Do mesmo modo, o depoimento de MS. irmã da A. que a acompanhou nas diligências efectuadas, é de molde a confirmar as declarações da mesma, no que respeita aos contactos da A. com a R., exclusivamente na pessoa do referido FC., bem como à afirmação deste que não haveria lugar à entrega de sinal e à assinatura de contrato promessa de compra e venda (como havia referido na comunicação de correio electrónico de 27/2/2019, que corresponde ao teor do documento 4 junto com a P.I.), mas antes que “é para passar directamente à escritura porque isto é muito urgente”, sem pagar o sinal de 5% aí referido.
Ou seja, é por esta via que se consegue retirar das declarações prestadas pelos AA., quando conjugadas com a restante prova documental e testemunhal, a verificação, não só da factualidade vertida nos pontos I. e J., mas igualmente de uma situação de confiança quanto à realização da escritura de compra e venda (já que apenas era necessário que a R. ultrapassasse a falta de documentos que lhes foi comunicada), naturalmente defraudada quando a R. vendeu o imóvel a terceiro, do mesmo modo não sendo possível afirmar que as trocas de declarações entre AA. e R. mais não foram que trocas de informações preliminares, desde logo tendo em atenção o tempo despendido e o grau de pormenorização das informações prestadas pela R.

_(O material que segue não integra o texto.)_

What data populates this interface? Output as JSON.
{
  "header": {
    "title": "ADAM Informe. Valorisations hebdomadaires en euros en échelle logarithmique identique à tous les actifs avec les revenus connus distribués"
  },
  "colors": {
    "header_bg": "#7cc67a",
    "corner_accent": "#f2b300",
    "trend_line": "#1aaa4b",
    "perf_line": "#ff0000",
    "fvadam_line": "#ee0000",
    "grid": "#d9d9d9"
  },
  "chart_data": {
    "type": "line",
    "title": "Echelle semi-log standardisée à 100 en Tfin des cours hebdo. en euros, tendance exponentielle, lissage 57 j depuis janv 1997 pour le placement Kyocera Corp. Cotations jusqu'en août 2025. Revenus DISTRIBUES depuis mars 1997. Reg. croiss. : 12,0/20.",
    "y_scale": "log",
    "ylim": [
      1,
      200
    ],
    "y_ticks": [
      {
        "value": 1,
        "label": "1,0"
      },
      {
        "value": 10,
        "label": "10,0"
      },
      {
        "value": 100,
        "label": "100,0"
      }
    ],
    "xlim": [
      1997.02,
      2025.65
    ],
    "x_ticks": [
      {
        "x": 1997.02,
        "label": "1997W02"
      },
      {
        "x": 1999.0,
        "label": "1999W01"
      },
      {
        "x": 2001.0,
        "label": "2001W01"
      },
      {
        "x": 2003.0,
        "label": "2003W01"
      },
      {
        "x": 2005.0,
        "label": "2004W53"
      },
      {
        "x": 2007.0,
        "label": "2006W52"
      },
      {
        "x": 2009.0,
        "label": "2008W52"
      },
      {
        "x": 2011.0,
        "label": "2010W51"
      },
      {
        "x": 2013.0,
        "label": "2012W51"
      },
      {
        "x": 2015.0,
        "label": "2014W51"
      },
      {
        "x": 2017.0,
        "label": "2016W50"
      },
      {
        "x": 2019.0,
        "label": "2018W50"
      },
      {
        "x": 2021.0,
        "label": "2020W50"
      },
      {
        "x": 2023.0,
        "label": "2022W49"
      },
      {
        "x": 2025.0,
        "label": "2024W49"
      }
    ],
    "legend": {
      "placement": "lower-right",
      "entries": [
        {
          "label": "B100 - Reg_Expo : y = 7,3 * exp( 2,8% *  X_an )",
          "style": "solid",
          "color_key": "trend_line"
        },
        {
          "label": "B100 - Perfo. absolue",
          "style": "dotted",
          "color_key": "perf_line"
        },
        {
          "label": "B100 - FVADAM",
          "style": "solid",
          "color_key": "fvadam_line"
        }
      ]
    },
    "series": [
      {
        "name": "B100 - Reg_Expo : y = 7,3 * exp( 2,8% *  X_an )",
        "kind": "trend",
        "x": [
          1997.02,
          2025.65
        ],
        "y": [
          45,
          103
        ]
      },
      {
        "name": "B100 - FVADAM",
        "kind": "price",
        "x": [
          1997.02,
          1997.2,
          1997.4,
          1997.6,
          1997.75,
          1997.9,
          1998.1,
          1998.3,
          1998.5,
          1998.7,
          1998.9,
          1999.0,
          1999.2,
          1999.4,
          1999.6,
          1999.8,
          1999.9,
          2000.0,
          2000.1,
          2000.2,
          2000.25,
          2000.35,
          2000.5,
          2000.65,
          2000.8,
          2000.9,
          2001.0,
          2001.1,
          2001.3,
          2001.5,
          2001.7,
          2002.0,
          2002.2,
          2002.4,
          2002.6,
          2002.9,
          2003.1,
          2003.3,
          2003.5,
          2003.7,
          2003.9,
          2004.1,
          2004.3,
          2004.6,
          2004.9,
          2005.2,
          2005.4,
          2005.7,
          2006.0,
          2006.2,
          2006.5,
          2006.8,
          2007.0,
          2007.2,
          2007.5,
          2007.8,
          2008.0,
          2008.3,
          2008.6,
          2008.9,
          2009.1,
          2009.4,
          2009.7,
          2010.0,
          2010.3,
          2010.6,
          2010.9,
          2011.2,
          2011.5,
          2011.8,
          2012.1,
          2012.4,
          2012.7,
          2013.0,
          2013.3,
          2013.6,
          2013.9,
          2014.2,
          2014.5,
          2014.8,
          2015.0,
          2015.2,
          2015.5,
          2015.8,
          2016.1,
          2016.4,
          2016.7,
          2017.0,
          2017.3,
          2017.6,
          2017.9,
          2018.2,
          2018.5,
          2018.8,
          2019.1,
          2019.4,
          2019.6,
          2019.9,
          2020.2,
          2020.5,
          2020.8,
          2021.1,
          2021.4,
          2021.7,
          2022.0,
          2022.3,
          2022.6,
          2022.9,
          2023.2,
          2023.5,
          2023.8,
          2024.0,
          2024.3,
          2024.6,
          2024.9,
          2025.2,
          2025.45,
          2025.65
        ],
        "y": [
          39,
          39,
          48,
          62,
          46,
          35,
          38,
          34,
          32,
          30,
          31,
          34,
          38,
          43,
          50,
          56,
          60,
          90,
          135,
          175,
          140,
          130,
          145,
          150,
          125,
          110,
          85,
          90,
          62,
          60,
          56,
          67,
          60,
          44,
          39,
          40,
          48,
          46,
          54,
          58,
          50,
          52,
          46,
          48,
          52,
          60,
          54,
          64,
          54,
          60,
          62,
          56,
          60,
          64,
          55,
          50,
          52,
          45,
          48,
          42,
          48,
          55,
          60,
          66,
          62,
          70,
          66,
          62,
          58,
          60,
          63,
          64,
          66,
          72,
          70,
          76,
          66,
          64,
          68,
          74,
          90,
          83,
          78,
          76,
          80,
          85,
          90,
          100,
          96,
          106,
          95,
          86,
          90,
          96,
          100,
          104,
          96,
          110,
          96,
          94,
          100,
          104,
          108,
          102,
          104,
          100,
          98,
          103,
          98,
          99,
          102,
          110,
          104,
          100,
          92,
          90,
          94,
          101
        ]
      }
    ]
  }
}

Em suma, porque os excertos da prova gravada identificados pela R., quando conjugados com toda a restante prova produzida, não conduzem às alterações factuais pretendidas, improcede na sua totalidade a impugnação da R. quanto à decisão do tribunal recorrido sobre a factualidade provada e não provada, que se mantém na íntegra.
***
Da responsabilidade pré-contratual da R.
Na sentença recorrida afirmou-se a responsabilidade da R. no pagamento aos AA. de uma indemnização de € 8.000,00, com fundamento na violação culposa das regras da boa fé durante a negociação mantida com os AA. e na conclusão do negócio, pela seguinte forma:
Exigindo a responsabilidade in contrahendo a verificação cumulativa dos requisitos da responsabilidade civil, ou seja, um facto voluntário (que pode traduzir-se em acção ou omissão) do agente, o carácter ilícito desse facto, a culpa do seu autor e a verificação de um dano causalmente ligado ao facto do agente (nexo de causalidade), importa analisar e decidir, atenta a matéria de facto provada, se, no caso em apreço, se verifica, desde logo, o primeiro dos requisitos necessários para que possa afirmar‑se aquela responsabilidade, isto é, o facto voluntário ilícito.
(…)
Posto isto e subsumindo no precedentemente enunciado enquadramento jurídico a matéria que ficou apurada nestes autos, há que apurar se a Ré violou específicos deveres de conduta na fase das negociações que estabeleceu com os Autores, mormente os deveres de cuidado, bem como os de lealdade, que se lhes impunham, consubstanciado a sua conduta uma violação objectiva da boa-fé, maxime, por ruptura injustificada das negociações.
In casu, a Ré criou nos Autores uma expectativa de aquisição do imóvel. Esta expectativa consistiu num primeiro momento na venda do imóvel aos Autores, pelo preço de € 125.000,00, sem a celebração de qualquer contrato promessa porque, de acordo com a vontade da Ré, seria no imediato celebrado o contrato definitivo de compra e venda, pois, a própria Ré já havia aprovado o pedido de financiamento dos Autores com vista à aquisição e os contratos de seguro exigidos também já haviam sido celebrados. Devido às várias deslocações que os Autores efectuaram à agência da Ré, foi por esta assegurado aos Autores (através de um funcionário da Ré) que o imóvel seria para os Autores. Todavia, como o imóvel não possuía licença de utilização, a Ré decidiu retirar o imóvel do mercado de vendas até que a documentação estivesse reunida para que a venda fosse possível. Como os Autores já se encontravam a pagar prémios de seguro, e disso deram conta à Ré (funcionário da agência da Ré), a Ré decidiu, o que os Autores aceitaram, por termo aos contratos com a consequente devolução das quantias pagas, pois quando o imóvel fosse novamente colocado à venda nada obstava a que os Autores procedessem a nova celebração de contrato de seguro. Mais foi referido aos Autores que era só uma questão de aguardarem que o imóvel fosse novamente colocado à venda.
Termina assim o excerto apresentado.